Telcos regulator should change tack

CA

The Communications Authority of Kenya head office in Nairobi. FILE PHOTO | NMG

Hardly three months after he was appointed chief executive of the Communications Authority of Kenya (CA) Ezra Chiloba is flexing his muscles. The other day, he ordered cancellation of radio licences.

He followed that by announcing a massive 80 percent drop in mobile termination rates and directing that the new rates be implemented within seven days. Predictably, Safaricom has lodged a dispute before the communications appeals tribunal.

Mr Chiloba and the new board of the authority under the chairmanship of Kembi Gitura have started off on the right foot.

They are on point in their efforts to give this important national institution more teeth and to steer it back to performing its core mandates. But the biggest test for the new team will be how to maintain a regulatory regime that will continue supporting growth and investment in the the sector.

The world faces a future in which fifth generation (5G) mobile telecommunication is coming with a lot more capability than is available at the moment.

But when you look closely at the telecommunications sector today, you will see a clear dichotomy.

On one side, you have Safaricom, the profitable and dominant player which continues to vastly outspend its competitors in capex, innovation and new technology.
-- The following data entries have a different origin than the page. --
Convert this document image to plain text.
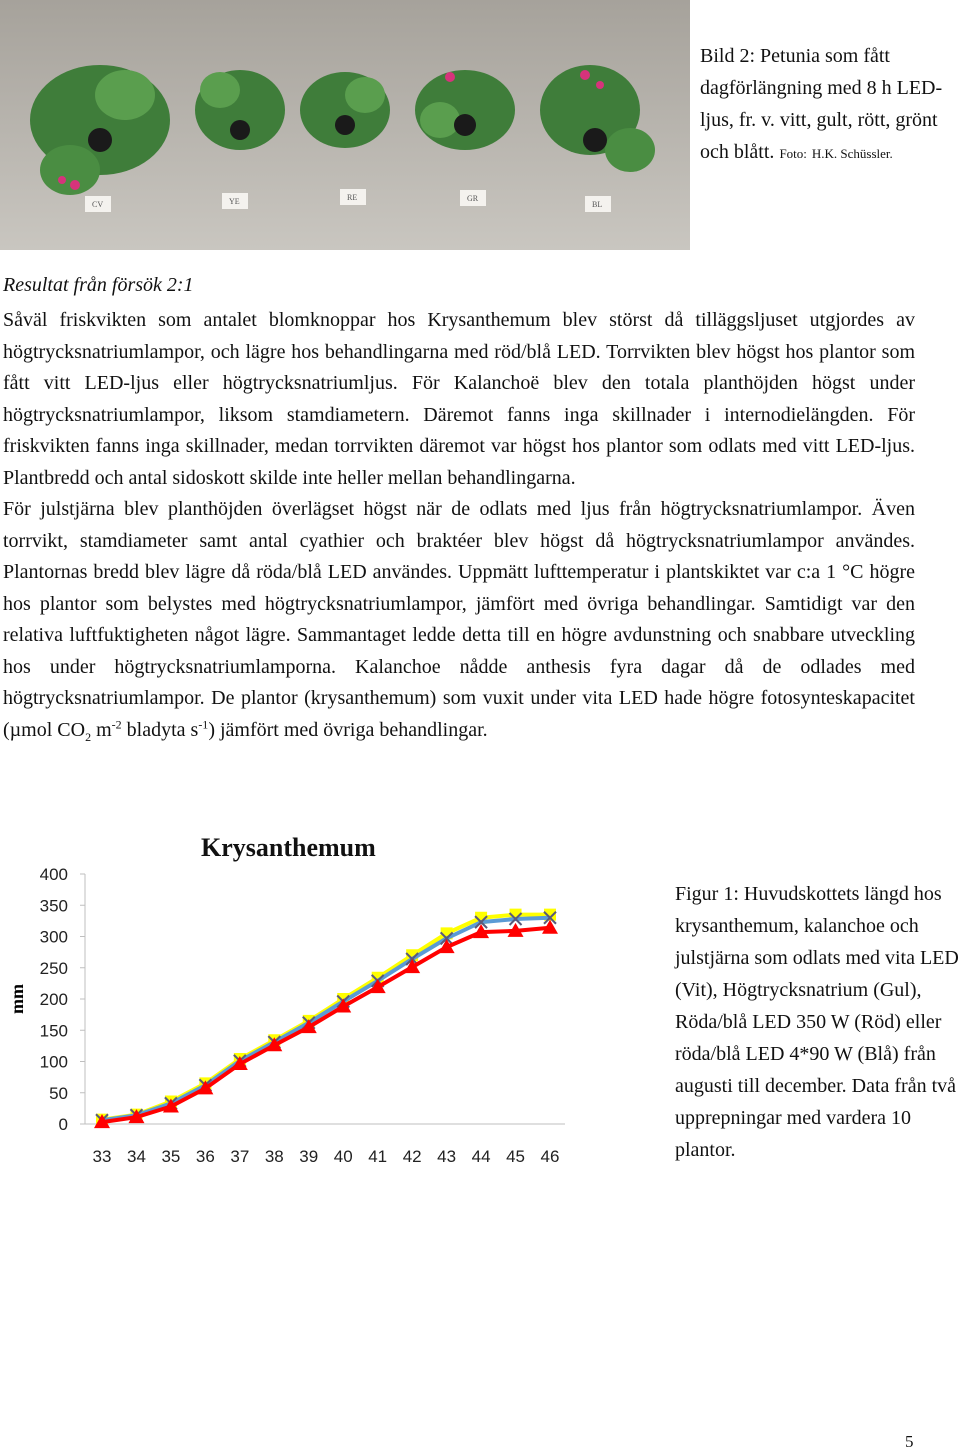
CV	YE	RE	GR
BL
Bild 2: Petunia som fått dagförlängning med 8 h LED-ljus, fr. v. vitt, gult, rött, grönt och blått. Foto: H.K. Schüssler.
Resultat från försök 2:1

Såväl friskvikten som antalet blomknoppar hos Krysanthemum blev störst då tilläggsljuset utgjordes av högtrycksnatriumlampor, och lägre hos behandlingarna med röd/blå LED. Torrvikten blev högst hos plantor som fått vitt LED-ljus eller högtrycksnatriumljus. För Kalanchoë blev den totala planthöjden högst under högtrycksnatriumlampor, liksom stamdiametern. Däremot fanns inga skillnader i internodielängden. För friskvikten fanns inga skillnader, medan torrvikten däremot var högst hos plantor som odlats med vitt LED-ljus. Plantbredd och antal sidoskott skilde inte heller mellan behandlingarna.

För julstjärna blev planthöjden överlägset högst när de odlats med ljus från högtrycksnatriumlampor. Även torrvikt, stamdiameter samt antal cyathier och braktéer blev högst då högtrycksnatriumlampor användes. Plantornas bredd blev lägre då röda/blå LED användes. Uppmätt lufttemperatur i plantskiktet var c:a 1 °C högre hos plantor som belystes med högtrycksnatriumlampor, jämfört med övriga behandlingar. Samtidigt var den relativa luftfuktigheten något lägre. Sammantaget ledde detta till en högre avdunstning och snabbare utveckling hos under högtrycksnatriumlamporna. Kalanchoe nådde anthesis fyra dagar då de odlades med högtrycksnatriumlampor. De plantor (krysanthemum) som vuxit under vita LED hade högre fotosynteskapacitet (µmol $CO_2$ $m^{-2}$ bladyta $s^{-1}$) jämfört med övriga behandlingar.

Krysanthemum
0
50
100
150
200
250
300
350
400
mm
33 34 35 36 37 38 39 40 41 42 43 44 45 46
Figur 1: Huvudskottets längd hos krysanthemum, kalanchoe och julstjärna som odlats med vita LED (Vit), Högtrycksnatrium (Gul), Röda/blå LED 350 W (Röd) eller röda/blå LED 4*90 W (Blå) från augusti till december. Data från två upprepningar med vardera 10 plantor.
5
On the other are two loss-making and investment-averse smaller players for ever accumulating massive shareholder loans in their books.

The biggest deals you will see happening in recent years on this side are asset-stripping transactions and increased interest and activity by vulture-like private equity firms.

Consider the following. You are in a high tech sector that is undergoing rapid change, you choose not to make any major investment in your business, you sell all your estate assets, you sell your towers, and you are not spending additional money on spectrum, but still insist that your biggest problem is regulation of competition.

In 2018, Telkom Kenya sold Extelecoms House — the multi storey building on Haile Selassie Avenue in Nairobi — to the Central Bank of Kenya (CBK) at a consideration of Sh1.15 billion.

A few months later, the company announced that it had sold 720 tower sites in a sale and lease back deal to the American Tower Company of the United States at a consideration of a whopping Sh16.9 billion. Airtel also sold its towers.

What is my point? In a telecommunications sector structured like ours, traditional anti-trust laws focusing on old concepts like ‘market dominance’, ‘abuse of market power’ or ‘concentration of market power’ may not be feasible. Instead, a massive reduction of termination rates as the CA has ordered may just end up precipitating a disruptive price war that could hurt the health of the industry.

When you look at the battles between anti-trust authorities with technology behemoths such as Facebook, Google and Amazon you will see that regulators are today more keen to secure and grant equal access to platforms to competing companies. Anti-trust authorities are no longer obsessed with breaking monopolies into smaller pieces.

My second point is the following; the regulator must avoid whimsical changes in the regulatory regime. There must be predictability in regulation. Was it really fair for the authority to wake up one morning to announce such a massive reduction?

The standard practice the world over is that before you reduce termination rates, the regulator must conduct a network market study where all stakeholders participate. Indeed, this is what happened the last time when the termination tariff were brought down in 2010.

Secondly, you don’t order that the new tariff must be implemented in seven days. The best practice is that you give it a glide path to allow gradual reductions.

In the 2010 incident, the authority ordered that tariff reductions be implemented within four years. Let’s wait and see how the tribunal handles the dispute.